Pos Kupang
Ketua Panwaslu: Kalau Masih Kurang, Kita Panggil Lagi Jefri
Pos Kupang - Rabu, 13 Juni 2012 | 20:31 WITA
Share |
POS KUPANG.COM, KUPANG --Ketua Panwaslu Kota Kupang , Herina Mauboy, bersama Jefri Riwu Kore memberikan keterangan kepada wartawan yang menanti di depan ruang panwaslu, Selasa (12/6/2012).

Herina menjelaskan, panwaslu memanggil Jefri untuk  meemberi klarifikasi sebagai terlapor berkaitan dengan kegiatan pemilu kada, bukan dalam kaitan teknis pemberian besiswa.

"Soal penyerahan bantuan voucher beasiswa, ada dua elemen forum masyarakat melaporkan Pak Jefri ke Panwaslu terkait dugaan politik uang sehingga saya mengambil langkah penanangan sesuai protap/mekanisme yang diatur dalam ketentuan panwaslu dan perundangan yang berlaku. Selain Pak Jefri, Panwaslu juga melayangkan surat kepada salah satu tim sukses Jeriko, yakni Jofid Tonubesi yang hadir saat penyerahan beasiswa dan membuat pernyataan bahwa Paket Jeriko memberi bukti bukan janji.
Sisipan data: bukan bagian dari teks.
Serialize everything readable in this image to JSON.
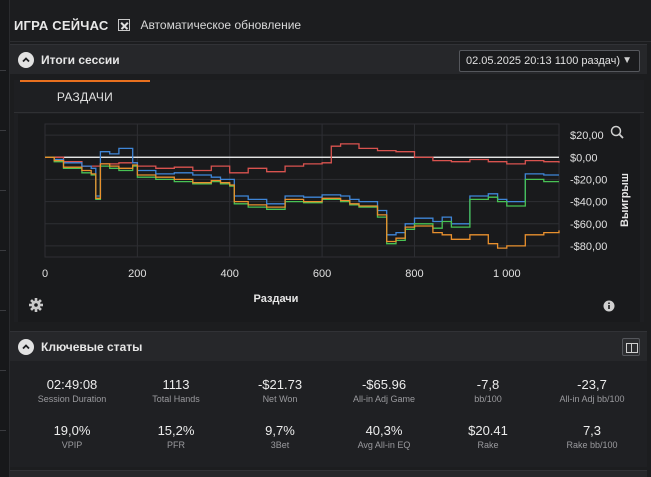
{
  "header": {
    "title": "ИГРА СЕЙЧАС",
    "auto_update_label": "Автоматическое обновление",
    "auto_update_checked": true
  },
  "session_results": {
    "title": "Итоги сессии",
    "session_select_value": "02.05.2025 20:13 1100 раздач)",
    "tabs": [
      {
        "label": "РАЗДАЧИ",
        "active": true
      }
    ]
  },
  "chart_data": {
    "type": "line",
    "xlabel": "Раздачи",
    "ylabel": "Выигрыш",
    "xlim": [
      0,
      1113
    ],
    "ylim": [
      -90,
      30
    ],
    "x_ticks": [
      0,
      200,
      400,
      600,
      800,
      1000
    ],
    "x_tick_labels": [
      "0",
      "200",
      "400",
      "600",
      "800",
      "1 000"
    ],
    "y_ticks": [
      20,
      0,
      -20,
      -40,
      -60,
      -80
    ],
    "y_tick_labels": [
      "$20,00",
      "$0,00",
      "-$20,00",
      "-$40,00",
      "-$60,00",
      "-$80,00"
    ],
    "grid": true,
    "zero_line_color": "#ffffff",
    "series": [
      {
        "color": "#d9534f",
        "x": [
          0,
          40,
          80,
          120,
          160,
          200,
          240,
          280,
          320,
          360,
          400,
          440,
          480,
          520,
          560,
          600,
          620,
          640,
          680,
          720,
          760,
          800,
          840,
          880,
          920,
          960,
          1000,
          1040,
          1080,
          1113
        ],
        "y": [
          0,
          -4,
          -8,
          -6,
          -5,
          -8,
          -10,
          -9,
          -12,
          -8,
          -14,
          -10,
          -13,
          -8,
          -6,
          -5,
          10,
          12,
          8,
          6,
          5,
          0,
          -3,
          -4,
          -2,
          -4,
          -6,
          -3,
          -4,
          -5
        ]
      },
      {
        "color": "#3f86d8",
        "x": [
          0,
          20,
          40,
          80,
          100,
          110,
          120,
          140,
          160,
          190,
          200,
          240,
          280,
          320,
          360,
          380,
          400,
          410,
          440,
          480,
          520,
          560,
          600,
          640,
          660,
          680,
          720,
          740,
          760,
          780,
          800,
          840,
          860,
          880,
          920,
          960,
          980,
          1000,
          1040,
          1080,
          1113
        ],
        "y": [
          0,
          -2,
          -5,
          -8,
          -10,
          -35,
          5,
          3,
          8,
          -5,
          -12,
          -15,
          -14,
          -16,
          -18,
          -20,
          -20,
          -35,
          -38,
          -42,
          -35,
          -36,
          -34,
          -35,
          -38,
          -40,
          -48,
          -70,
          -68,
          -60,
          -55,
          -58,
          -54,
          -60,
          -35,
          -33,
          -38,
          -40,
          -15,
          -16,
          -16
        ]
      },
      {
        "color": "#48c254",
        "x": [
          0,
          20,
          40,
          80,
          100,
          110,
          120,
          140,
          160,
          190,
          200,
          240,
          280,
          320,
          360,
          380,
          400,
          410,
          440,
          480,
          520,
          560,
          600,
          640,
          660,
          680,
          720,
          740,
          760,
          780,
          800,
          840,
          860,
          880,
          920,
          960,
          980,
          1000,
          1040,
          1080,
          1113
        ],
        "y": [
          0,
          -4,
          -10,
          -14,
          -16,
          -38,
          -8,
          -10,
          -12,
          -8,
          -18,
          -20,
          -22,
          -24,
          -22,
          -24,
          -26,
          -42,
          -45,
          -47,
          -40,
          -41,
          -38,
          -40,
          -43,
          -45,
          -54,
          -78,
          -75,
          -65,
          -60,
          -64,
          -58,
          -63,
          -38,
          -36,
          -40,
          -44,
          -20,
          -22,
          -22
        ]
      },
      {
        "color": "#e8902e",
        "x": [
          0,
          20,
          40,
          80,
          100,
          110,
          120,
          140,
          160,
          190,
          200,
          240,
          280,
          320,
          360,
          380,
          400,
          410,
          440,
          480,
          520,
          560,
          600,
          640,
          660,
          680,
          720,
          740,
          760,
          780,
          800,
          840,
          860,
          880,
          920,
          960,
          980,
          1000,
          1040,
          1080,
          1113
        ],
        "y": [
          0,
          -3,
          -9,
          -12,
          -15,
          -37,
          -6,
          -8,
          -10,
          -7,
          -16,
          -18,
          -20,
          -23,
          -21,
          -23,
          -25,
          -40,
          -43,
          -45,
          -38,
          -40,
          -37,
          -39,
          -42,
          -44,
          -52,
          -76,
          -73,
          -63,
          -62,
          -68,
          -70,
          -74,
          -70,
          -78,
          -82,
          -80,
          -70,
          -68,
          -66
        ]
      }
    ]
  },
  "key_stats": {
    "title": "Ключевые статы",
    "rows": [
      [
        {
          "value": "02:49:08",
          "label": "Session Duration"
        },
        {
          "value": "1113",
          "label": "Total Hands"
        },
        {
          "value": "-$21.73",
          "label": "Net Won"
        },
        {
          "value": "-$65.96",
          "label": "All-in Adj Game"
        },
        {
          "value": "-7,8",
          "label": "bb/100"
        },
        {
          "value": "-23,7",
          "label": "All-in Adj bb/100"
        }
      ],
      [
        {
          "value": "19,0%",
          "label": "VPIP"
        },
        {
          "value": "15,2%",
          "label": "PFR"
        },
        {
          "value": "9,7%",
          "label": "3Bet"
        },
        {
          "value": "40,3%",
          "label": "Avg All-in EQ"
        },
        {
          "value": "$20.41",
          "label": "Rake"
        },
        {
          "value": "7,3",
          "label": "Rake bb/100"
        }
      ]
    ]
  }
}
Namun Jofid akan dimintai klarifikasi  terpisah," jelas Herina di hadapan Jefri dan tim suksesnya.

Herina mengatakan, panwaslu mengambil keterengan Jefri  dalam dugaan  politik uang. "Panwaslu minta Pak Jefri menyerahkan juknis dari kementerian terkait pemberian bantuan beasiswa. Juknis ini akan dipakai sebagai dasar bagi panwaslu membuat pelaporan.  Pak Jefri berjanji akan serahkan juknis ke panwaslu nanti. Panwaslu akan rampungkan laporan usai klarifikasi karena  batas waktu klarifikasi hingga pemberkasan laporan cuma 7x7 hari (dua  minggu). Nanti semua data dan hasil klarifikasi akan diklasifikasi dan dikaji. Kalau masih kurang data, kita akan panggil lagi Pak Jefri untuk melengkapi data. Jika  hasil kajian terbukti, panwaslu akan teruskan ke kepolisian sebagai bentuk tindak pidana. Namun jika tidak ada bukti, akan dihentikan. Panwaslu juga akan berkoordinasi dengan Bawaslu  di Jakarta karena voucher diterbitkan pihak Kementrian Dikbud," jelas Herina.